In terms of code changes you'd need to add support for the any_token. In terms of ease of use the any_token will prove invaluable
when writing scanners where the user wants to use poodlex-lex as a filter. A filter to, for example, process certain parts of the
input but let all other parts pass through unchanged (copy to the output verbatim).

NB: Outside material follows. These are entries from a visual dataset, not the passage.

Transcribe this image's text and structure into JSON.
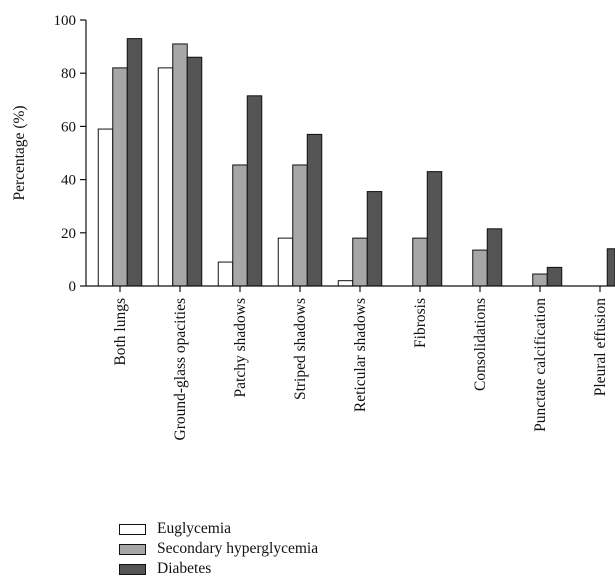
{
  "chart_data": {
    "type": "bar",
    "ylabel": "Percentage (%)",
    "ylim": [
      0,
      100
    ],
    "yticks": [
      0,
      20,
      40,
      60,
      80,
      100
    ],
    "categories": [
      "Both lungs",
      "Ground-glass opacities",
      "Patchy shadows",
      "Striped shadows",
      "Reticular shadows",
      "Fibrosis",
      "Consolidations",
      "Punctate calcification",
      "Pleural effusion"
    ],
    "series": [
      {
        "name": "Euglycemia",
        "color": "#ffffff",
        "values": [
          59,
          82,
          9,
          18,
          2,
          0,
          0,
          0,
          0
        ]
      },
      {
        "name": "Secondary hyperglycemia",
        "color": "#a7a7a7",
        "values": [
          82,
          91,
          45.5,
          45.5,
          18,
          18,
          13.5,
          4.5,
          0
        ]
      },
      {
        "name": "Diabetes",
        "color": "#555555",
        "values": [
          93,
          86,
          71.5,
          57,
          35.5,
          43,
          21.5,
          7,
          14
        ]
      }
    ],
    "legend_position": "bottom-left",
    "grid": false
  }
}
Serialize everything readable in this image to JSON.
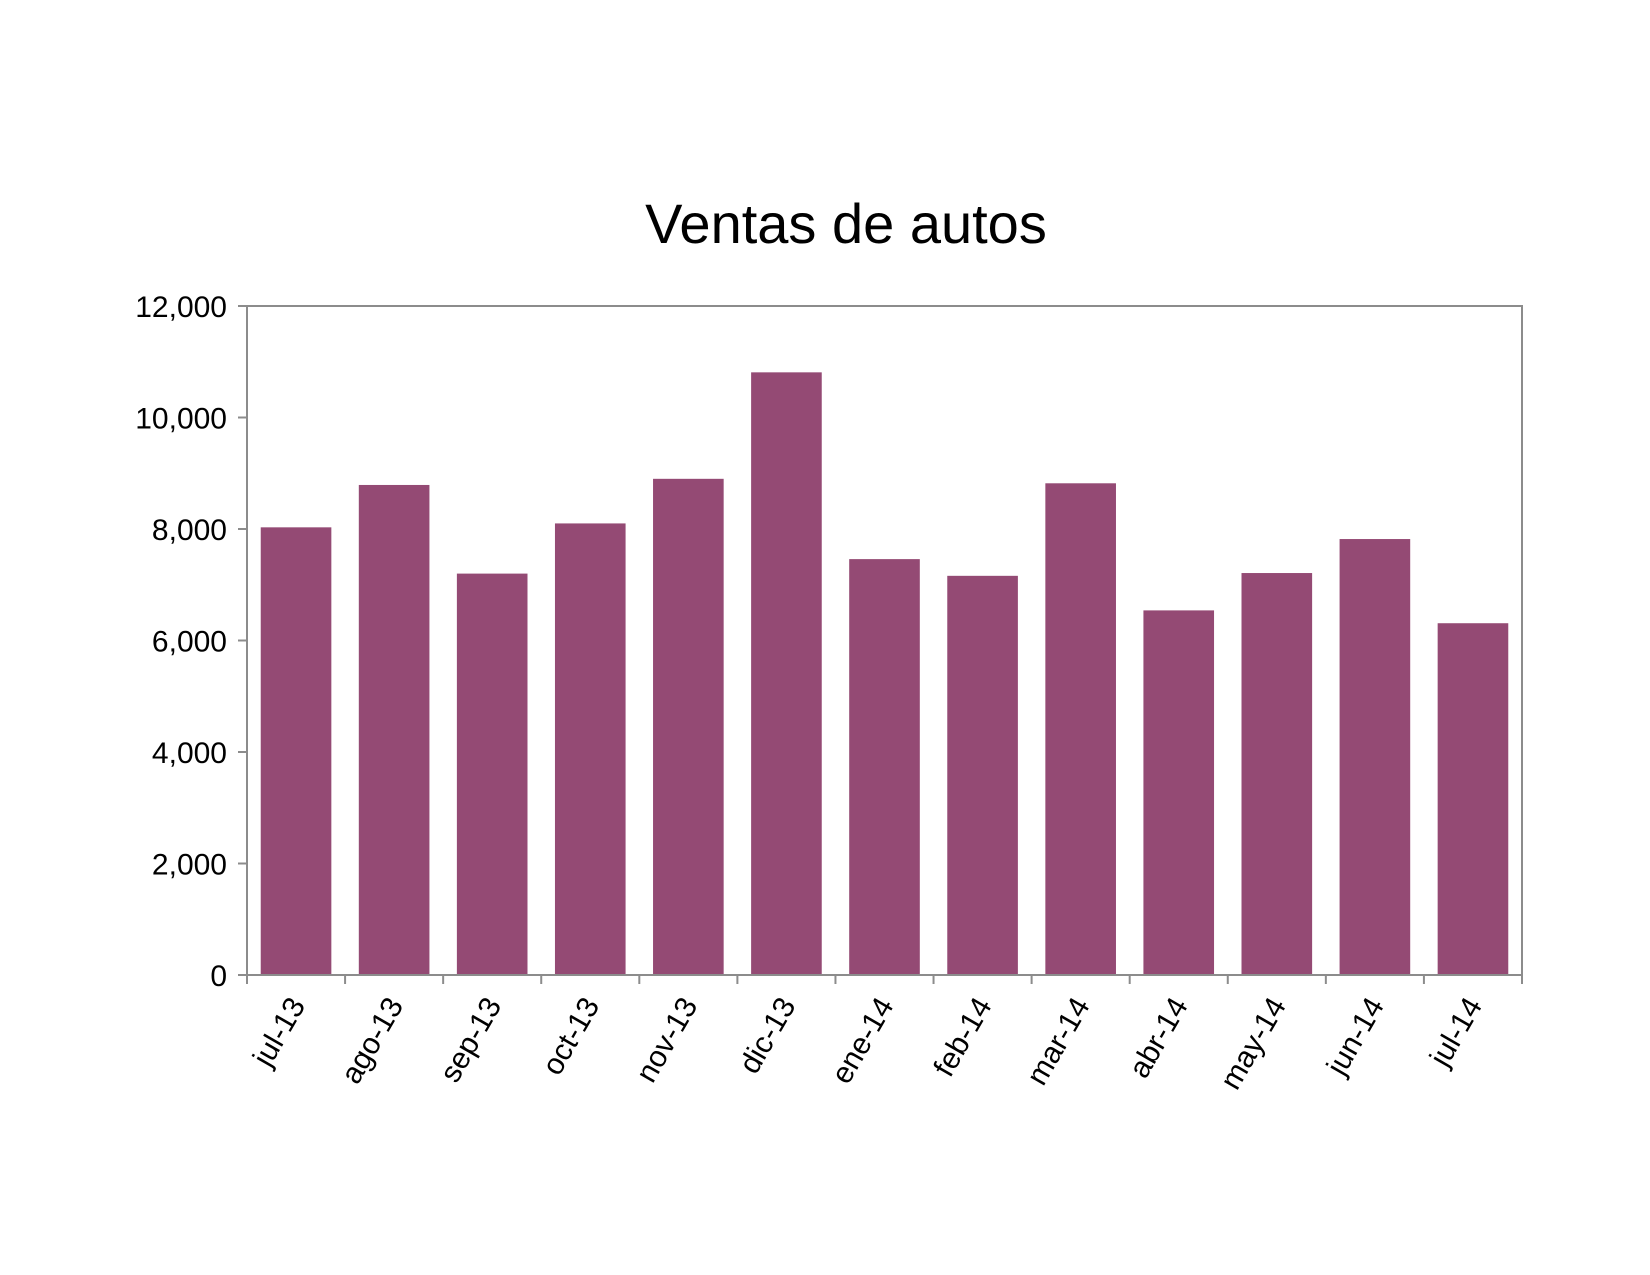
{
  "chart_data": {
    "type": "bar",
    "title": "Ventas de autos",
    "xlabel": "",
    "ylabel": "",
    "categories": [
      "jul-13",
      "ago-13",
      "sep-13",
      "oct-13",
      "nov-13",
      "dic-13",
      "ene-14",
      "feb-14",
      "mar-14",
      "abr-14",
      "may-14",
      "jun-14",
      "jul-14"
    ],
    "series": [
      {
        "values": [
          8030,
          8790,
          7200,
          8100,
          8900,
          10810,
          7460,
          7160,
          8820,
          6540,
          7210,
          7820,
          6310
        ],
        "color": "#944a74"
      }
    ],
    "ylim": [
      0,
      12000
    ],
    "yticks": [
      0,
      2000,
      4000,
      6000,
      8000,
      10000,
      12000
    ],
    "ytick_labels": [
      "0",
      "2,000",
      "4,000",
      "6,000",
      "8,000",
      "10,000",
      "12,000"
    ],
    "grid": false,
    "legend": "none"
  }
}
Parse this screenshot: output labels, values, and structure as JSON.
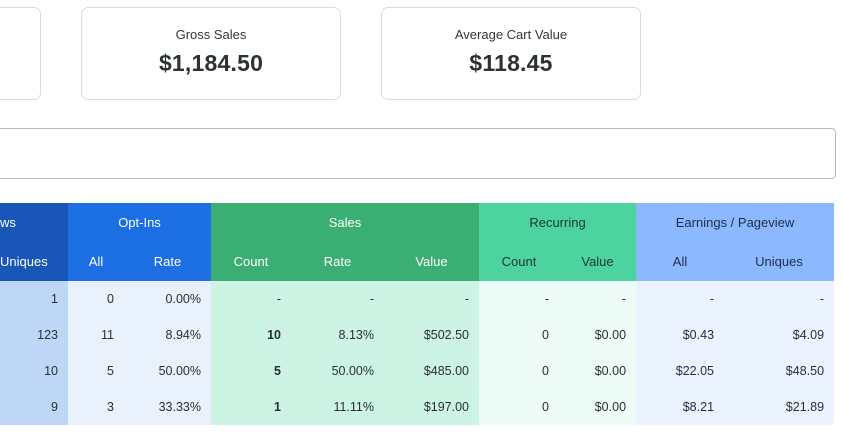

It's a pity I seem to be the only one interested enough in your project to post messages. Afaik there is no fb equivalent of flex
(or bison or ...) other than my attempt at porting coco/r to FreeBASIC. Perhaps the fact that poodle-lex is written in Python is
what's keeping other fb programmers away from your tool.
Some final words on automata generation: follow automata. Very interesting.
http://blog.kerios.fr/wp-content/upload ... tomata.pdf
A follow automaton (=a NFA) is created using the same kind of construction scheme as Thompson construction (as used by poodle-lex?).
But it generates an epsilon - NFA that is much smaller than the one generated by the Thompson construction. Smaller NFA = less input for subset construction (=faster generation of minimized DFA). The paper also contains an algorithm to turn the generated epsilon - NFA into an epsilon - free NFA. Which brings down the size of the input for subset construction even more.